In the first camp were Dr Sentance and Professor Besley. In the second were those (probably Professor Blanchflower and the Bank's Deputy Governor, Rachel Lomax) who felt there was no compelling case for a change in rates because there was still some slack within firms and in the labour market. And in the third were those who argued that there were inflation risks, but it was better to wait until May when the Bank's forecasts are revamped for its quarterly inflation report.
Analysts said the minutes reinforced expectations that the MPC will hike rates at its next meeting on 10 May, and possibly again in subsequent meetings. "Following the disappointing consumer and producer price inflation data for March, it is a stone dead certainty that the Bank will raise rates in May," said Howard Archer, chief UK economist at Global Insight.
"Indeed, there is some speculation that the Bank could lift rates by 50 basis points to 5.75 per cent, although we think this is most unlikely. But there is undeniably a very real possibility that rates will rise to 5.75 per cent in the second half of the year."
Adding to the hawkish tone were the latest figures on the labour market. The Office for National Statistics said claimant count unemployment fell by 9,200 to 910,800 in March, nearly twice the expected decline. Average earnings growth jumped to 4.6 per cent in the three months to February - the highest for nearly three years.
The earnings figures were boosted by bumper City bonuses. Stripping these out, earnings growth was steady at a benign 3.6 per cent.
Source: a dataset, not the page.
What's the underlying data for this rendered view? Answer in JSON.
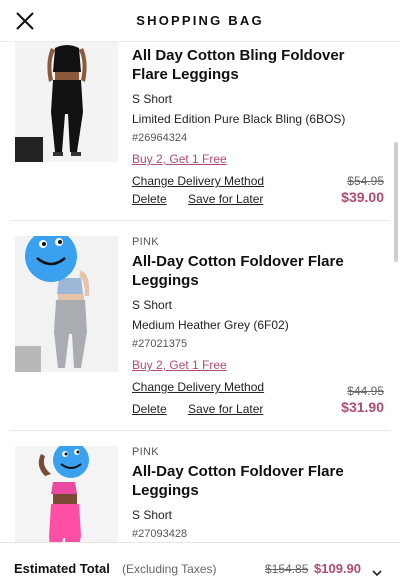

That said, a large proportion of bonus money will be spent, boosting consumption growth as well as house prices.
Other data painted a less robust picture of the labour market, however. The internationally-recognised International Labour Organisation report showed the number of people unemployed rose by 21,000 in the three months to February. Employment fell by 47,000 over the same period, the first decline since the end of 2005.